Nous JEAN, par la grâce de Dieu, Grand-Duc de Luxembourg, Duc de Nassau;

Notre Conseil d'Etat entendu;

De l'assentiment de la Chambre des Députés;

Vu la décision de la Chambre des Députés du 29 novembre 1989 et celle du Conseil d'Etat du 5 décembre 1989 portant qu'il n'y a pas lieu à second vote;

Avons ordonné et ordonnons:

Art. 1er.

Les actes de naissance dressés par les autorités compétentes étrangères et concernant les personnes nées hors du territoire du Grand-Duché de Luxembourg pendant la déportation ou l'internement de la mère par l'autorité occupante, peuvent être transcrits sur les registres de l'état civil du domicile ou de la résidence qu'avaient les parents ou la mère au Grand-Duché au moment de leur déportation ou internement.
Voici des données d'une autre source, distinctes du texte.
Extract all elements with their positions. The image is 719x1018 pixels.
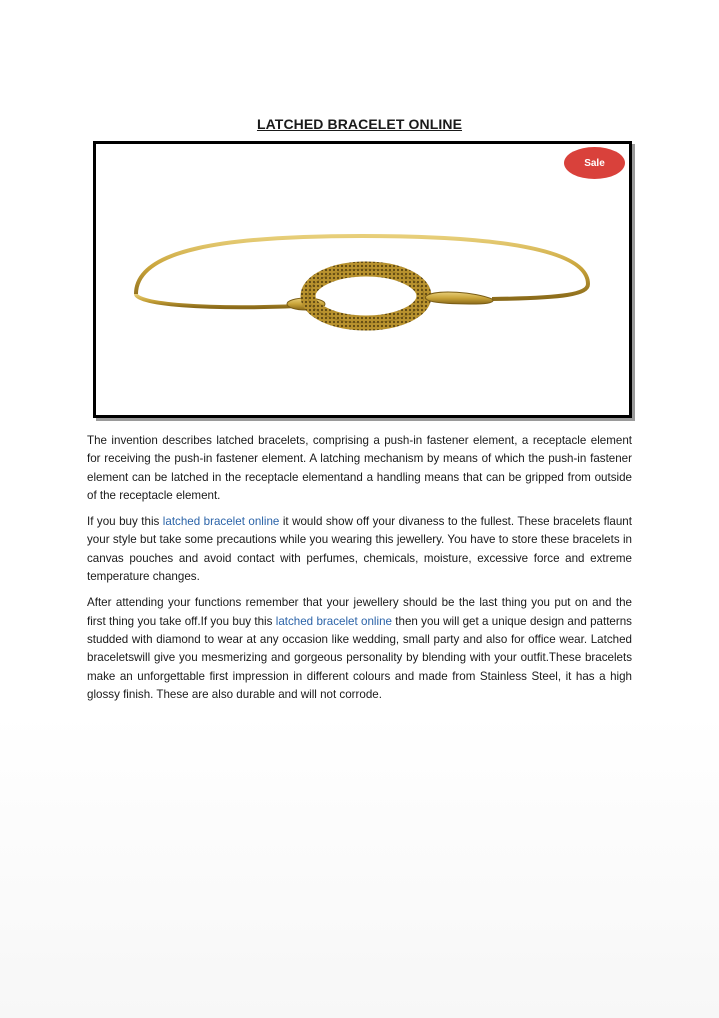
gold-bracelet-icon bbox=[96, 144, 629, 415]
paragraph-text: then you will get a unique design and patterns studded with diamond to wear at any occasion like wedding, small party and also for office wear. Latched braceletswill give you mesmerizing and gorgeous personality by blending with your outfit.These bracelets make an unforgettable first impression in different colours and made from Stainless Steel, it has a high glossy finish. These are also durable and will not corrode. bbox=[87, 614, 632, 701]
paragraph-text: it would show off your divaness to the fullest. These bracelets flaunt your style but take some precautions while you wearing this jewellery. You have to store these bracelets in canvas pouches and avoid contact with perfumes, chemicals, moisture, excessive force and extreme temperature changes. bbox=[87, 515, 632, 584]
paragraph-text: The invention describes latched bracelets, comprising a push-in fastener element, a receptacle element for receiving the push-in fastener element. A latching mechanism by means of which the push-in fastener element can be latched in the receptacle elementand a handling means that can be gripped from outside of the receptacle element. bbox=[87, 434, 632, 502]
paragraph-2 bbox=[87, 513, 632, 586]
latched-bracelet-link[interactable]: latched bracelet online bbox=[275, 614, 392, 628]
page-title: LATCHED BRACELET ONLINE bbox=[256, 116, 463, 132]
article-body bbox=[87, 432, 632, 712]
paragraph-text: After attending your functions remember that your jewellery should be the last thing you put on and the first thing you take off.If you buy this bbox=[87, 596, 632, 628]
sale-badge: Sale bbox=[564, 147, 625, 179]
paragraph-text: If you buy this bbox=[87, 515, 163, 529]
latched-bracelet-link[interactable]: latched bracelet online bbox=[162, 515, 280, 529]
paragraph-3 bbox=[87, 594, 632, 704]
product-image bbox=[93, 141, 632, 418]
paragraph-1 bbox=[87, 432, 632, 505]
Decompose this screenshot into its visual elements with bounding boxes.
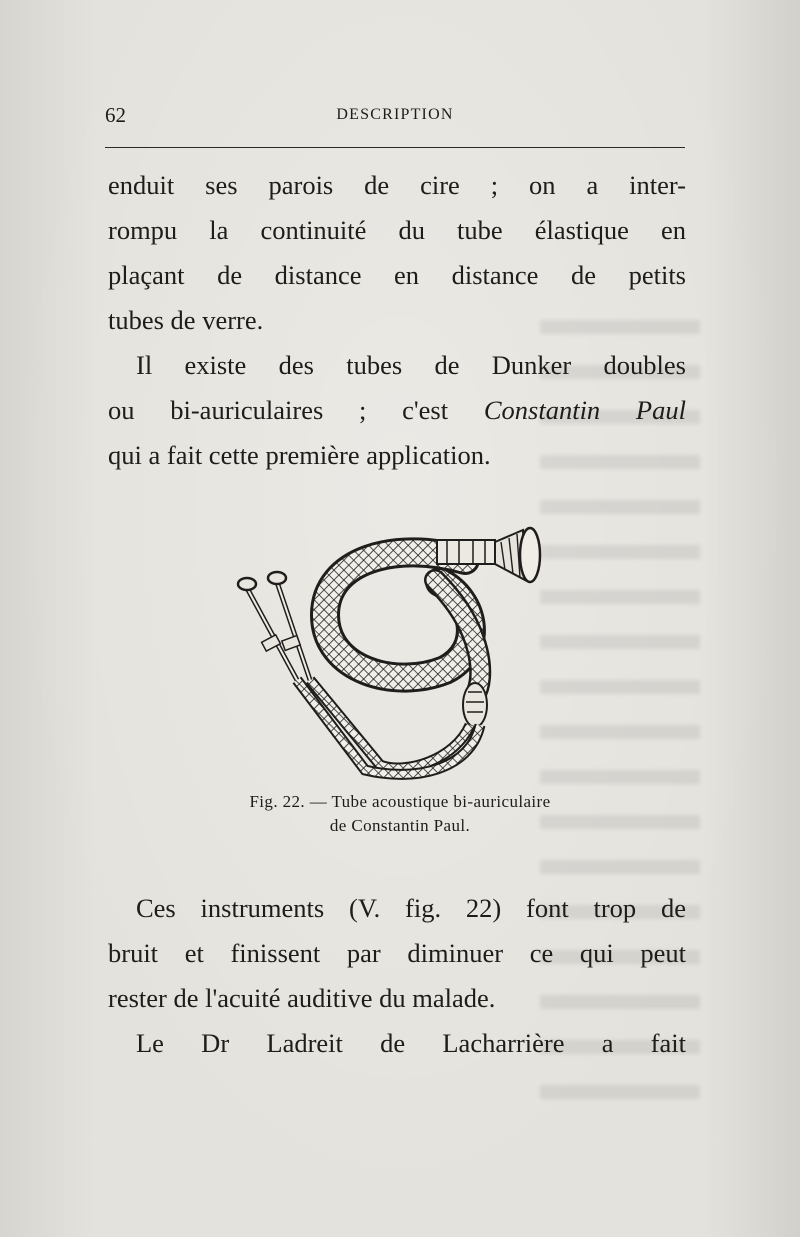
running-head <box>105 103 685 133</box>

Cette transcription est faite sur production, par la personne concernée, de l'acte de naissance étranger dûment légalisé.

A la suite de l'acte il est fait mention que la personne est née pendant la déportation ou l'internement des parents ou de la mère par l'ennemi.

Mention de l'acte de naissance et de sa transcription est faite, en marge des registres de l'année et à la date de la naissance.

Art. 2.

A la demande du requérant l'officier de l'état civil remplace le prénom à consonnance allemande par le prénom à consonnance française correspondant; mention du nouveau prénom est faite en marge de l'acte de naissance transcrit.

Si le prénom inscrit dans l'acte de naissance visé à l'article 1er n'est pas celui que les parents voulaient donner à l'enfant, le requérant peut demander qu'un autre prénom soit inscrit en marge de l'acte de naissance transcrit.

Au cas où la profession du père indiquée à l'acte de naissance a été imposée à ce dernier par une mesure prise par l'ennemi, l'inscription de la profession régulière peut être requise.

Mandons et ordonnons que la présente loi soit insérée au Mémorial pour être exécutée et observée par tous ceux que la chose concerne.

Le Ministre de la Justice,

Marc Fischbach

Château de Berg, le 24 janvier 1990.

Jean

Doc. parl. 3333; sess. ord. 1988-1989 et 1989-1990.